KabarKalimantan.id — Gubernur Kalimantan Utara (Kaltara), Zainal Arifin Paliwang, menyambut dengan penuh apresiasi kehadiran Komisi VII DPR RI yang melaksanakan kunjungan kerja reses ke wilayahnya. Ia menyebut momen ini sebagai kehormatan besar dan menjadi tonggak penting dalam mempererat sinergi antara pemerintah pusat dan daerah, khususnya di bidang pengawasan serta penjaringan aspirasi terkait sektor pariwisata, industri, UMKM, dan ekonomi kreatif.
“Kunjungan ini bukan hanya kehormatan, tapi juga kebahagiaan luar biasa bagi masyarakat Kaltara. Baru kali ini sejak 12 tahun berdiri, kami menerima Rapat Dengar Pendapat (RDP) reses dari Komisi DPR RI dengan jumlah rombongan besar dan lengkap bersama mitra kerja,” ujar Zainal dalam RDP yang digelar di Aula Kantor Gubernur Kaltara, Tanjung Selor, Kamis malam.
Meski RDP sempat tertunda beberapa jam akibat kendala transportasi dan cuaca, Gubernur menekankan bahwa perjuangan rombongan Komisi VII menunjukkan komitmen nyata untuk mendengar langsung suara dari daerah perbatasan.
“Kami sangat menghargai semangat dan kesungguhan para anggota DPR yang rela melewati perjalanan panjang dan melelahkan demi hadir di Kaltara,” tambahnya.
Rombongan disebut mengalami pengalihan penerbangan dari Balikpapan ke Makassar karena cuaca buruk sebelum akhirnya tiba di Tarakan. Dari sana, perjalanan dilanjutkan dengan menyeberangi laut, menyusuri sungai, dan jalur darat menuju Tanjung Selor.

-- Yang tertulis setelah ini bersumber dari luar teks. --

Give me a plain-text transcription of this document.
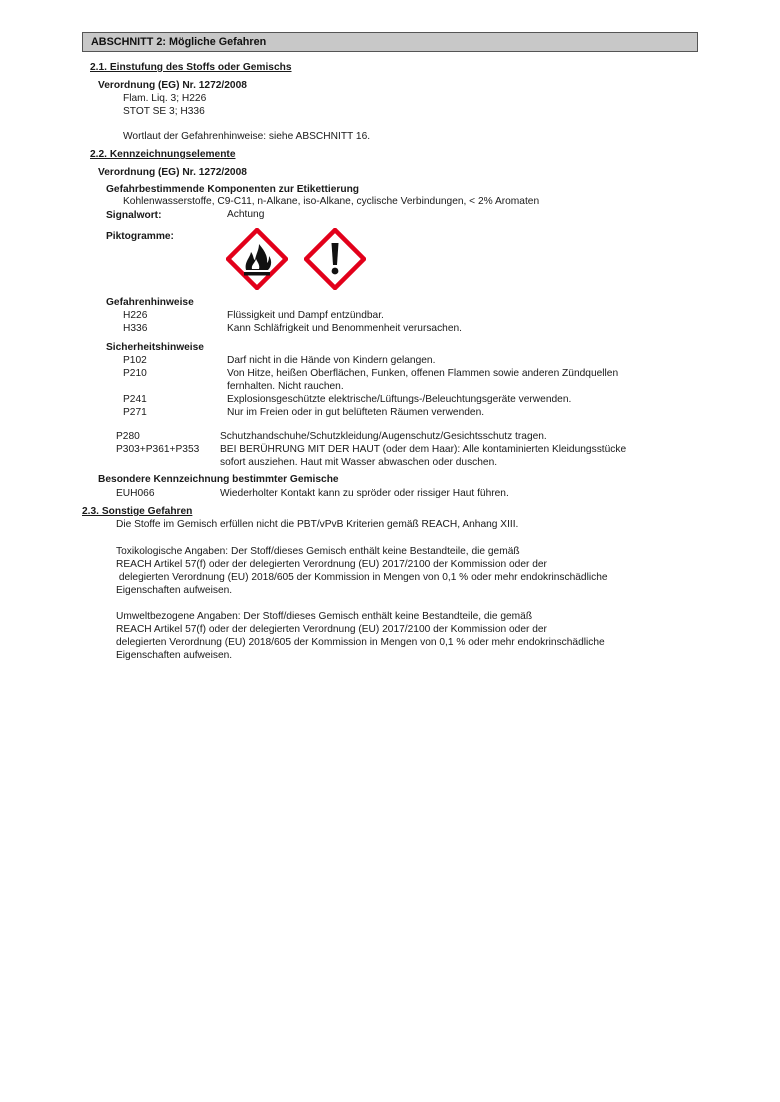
ABSCHNITT 2: Mögliche Gefahren
2.1. Einstufung des Stoffs oder Gemischs
Verordnung (EG) Nr. 1272/2008
Flam. Liq. 3; H226
STOT SE 3; H336
Wortlaut der Gefahrenhinweise: siehe ABSCHNITT 16.
2.2. Kennzeichnungselemente
Verordnung (EG) Nr. 1272/2008
Gefahrbestimmende Komponenten zur Etikettierung
Kohlenwasserstoffe, C9-C11, n-Alkane, iso-Alkane, cyclische Verbindungen, < 2% Aromaten
Signalwort:	Achtung
Piktogramme:
Gefahrenhinweise
H226	Flüssigkeit und Dampf entzündbar.
H336	Kann Schläfrigkeit und Benommenheit verursachen.
Sicherheitshinweise
P102	Darf nicht in die Hände von Kindern gelangen.
P210	Von Hitze, heißen Oberflächen, Funken, offenen Flammen sowie anderen Zündquellen
fernhalten. Nicht rauchen.
P241	Explosionsgeschützte elektrische/Lüftungs-/Beleuchtungsgeräte verwenden.
P271	Nur im Freien oder in gut belüfteten Räumen verwenden.
P280	Schutzhandschuhe/Schutzkleidung/Augenschutz/Gesichtsschutz tragen.
P303+P361+P353 BEI BERÜHRUNG MIT DER HAUT (oder dem Haar): Alle kontaminierten Kleidungsstücke
sofort ausziehen. Haut mit Wasser abwaschen oder duschen.
Besondere Kennzeichnung bestimmter Gemische
EUH066	Wiederholter Kontakt kann zu spröder oder rissiger Haut führen.
2.3. Sonstige Gefahren
Die Stoffe im Gemisch erfüllen nicht die PBT/vPvB Kriterien gemäß REACH, Anhang XIII.
Toxikologische Angaben: Der Stoff/dieses Gemisch enthält keine Bestandteile, die gemäß
REACH Artikel 57(f) oder der delegierten Verordnung (EU) 2017/2100 der Kommission oder der
delegierten Verordnung (EU) 2018/605 der Kommission in Mengen von 0,1 % oder mehr endokrinschädliche
Eigenschaften aufweisen.
Umweltbezogene Angaben: Der Stoff/dieses Gemisch enthält keine Bestandteile, die gemäß
REACH Artikel 57(f) oder der delegierten Verordnung (EU) 2017/2100 der Kommission oder der
delegierten Verordnung (EU) 2018/605 der Kommission in Mengen von 0,1 % oder mehr endokrinschädliche
Eigenschaften aufweisen.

Gubernur Zainal berharap, di masa mendatang Komisi VII bisa berkunjung langsung ke kawasan perbatasan untuk menyaksikan kondisi riil masyarakat setempat.

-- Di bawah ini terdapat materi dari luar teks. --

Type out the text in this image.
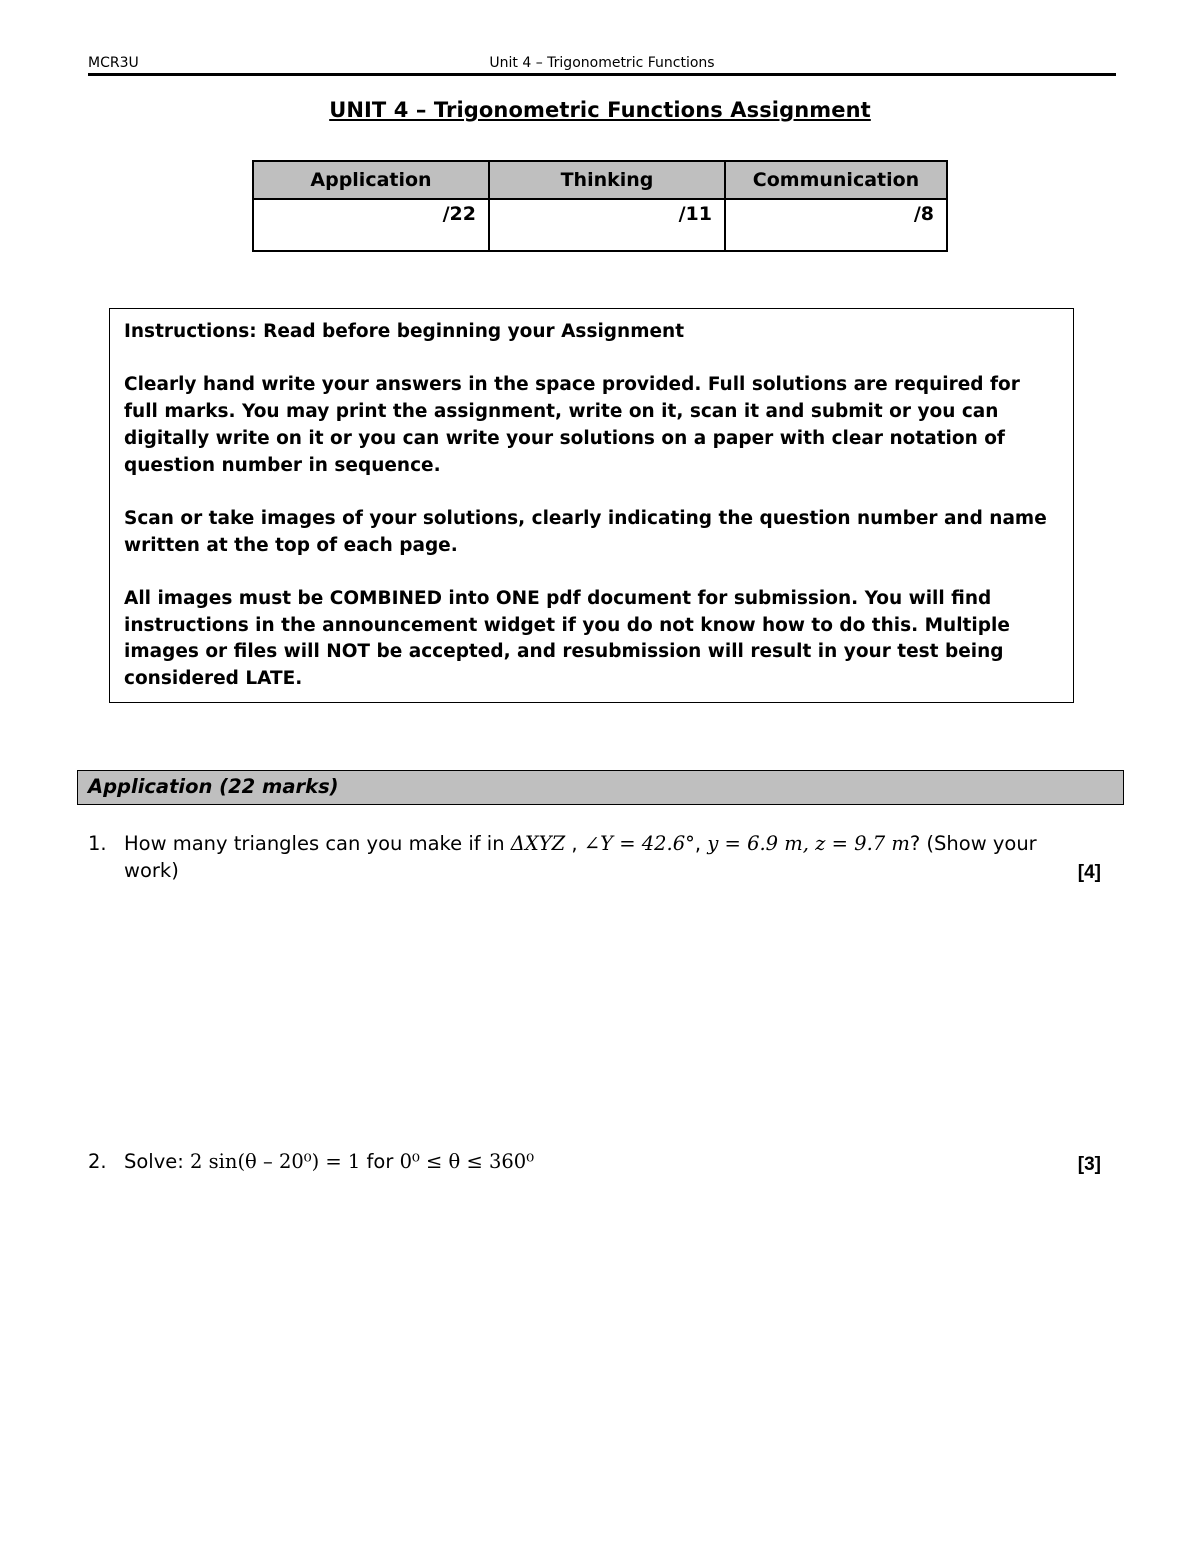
MCR3U	Unit 4 – Trigonometric Functions
UNIT 4 – Trigonometric Functions Assignment
Application	Thinking	Communication
/22	/11	/8

Instructions: Read before beginning your Assignment

Clearly hand write your answers in the space provided. Full solutions are required for full marks. You may print the assignment, write on it, scan it and submit or you can digitally write on it or you can write your solutions on a paper with clear notation of question number in sequence.

Scan or take images of your solutions, clearly indicating the question number and name written at the top of each page.

All images must be COMBINED into ONE pdf document for submission. You will find instructions in the announcement widget if you do not know how to do this. Multiple images or files will NOT be accepted, and resubmission will result in your test being considered LATE.

Application (22 marks)
1. How many triangles can you make if in ΔXYZ , ∠Y = 42.6°, y = 6.9 m, z = 9.7 m? (Show your work)	[4]
2. Solve: 2 sin(θ – 20⁰) = 1 for 0⁰ ≤ θ ≤ 360⁰	[3]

“Wilayah kami memiliki 447 desa yang tersebar di empat kabupaten dan satu kota. Jumlah penduduk hanya sekitar 770 ribu jiwa, barangkali setara satu kecamatan di Jakarta, namun potensinya luar biasa—mulai dari alam, budaya, hingga sumber daya perikanan,” jelasnya.
Khusus di sektor yang menjadi kewenangan Komisi VII, yakni pariwisata, industri, UMKM, dan ekonomi kreatif, Gubernur menilai potensi tersebut belum tergarap maksimal secara profesional. Ia berharap melalui kunjungan ini, dukungan konkret dalam bentuk program dan alokasi anggaran dapat segera terwujud.
“Kami menyambut baik kehadiran Komisi VII sebagai upaya memperkuat kolaborasi lintas sektoral serta mendorong keberpihakan kebijakan nasional terhadap pembangunan di Kaltara,” ucapnya.
Lebih jauh, Gubernur berharap diskusi dan kunjungan lapangan selama reses akan memberikan pemahaman menyeluruh tentang tantangan dan kebutuhan masyarakat di lapangan, agar mampu memperjuangkan program yang akseleratif dan inklusif.
“Kolaborasi ini menjadi awal langkah nyata menuju Kaltara yang maju dan berkelanjutan. Mari kita songsong Indonesia Emas 2045 dengan semangat kebersamaan dan pemerataan pembangunan,” tutup Zainal.
Sementara itu, Wakil Ketua Komisi VII DPR RI, Lamhot Sinaga, menyampaikan apresiasi terhadap penyambutan hangat yang diberikan Pemerintah Provinsi Kaltara beserta seluruh jajaran, tokoh masyarakat, dan pelaku usaha.
“Setelah menempuh perjalanan panjang dan penuh tantangan, mulai dari pengalihan penerbangan hingga perjalanan darat dan laut, kami akhirnya bisa tiba di Tanjung Selor. Tapi sambutan luar biasa dari Pak Gubernur dan masyarakat membuat semua lelah kami terbayar,” ujar Lamhot.
Ia menyatakan bahwa kehadiran Komisi VII di Kaltara merupakan bentuk komitmen untuk melihat secara langsung potensi dan persoalan di daerah, agar kebijakan dan pengawasan yang dilakukan di tingkat pusat lebih kontekstual dan menyentuh kebutuhan nyata masyarakat.
“Puji syukur ke hadirat Tuhan Yang Maha Kuasa, kami bisa melaksanakan reses ini di Kaltara. Ini bukan hanya kunjungan kerja, tapi juga bentuk tanggung jawab moral kami terhadap masyarakat Indonesia di wilayah perbatasan,” pungkasnya.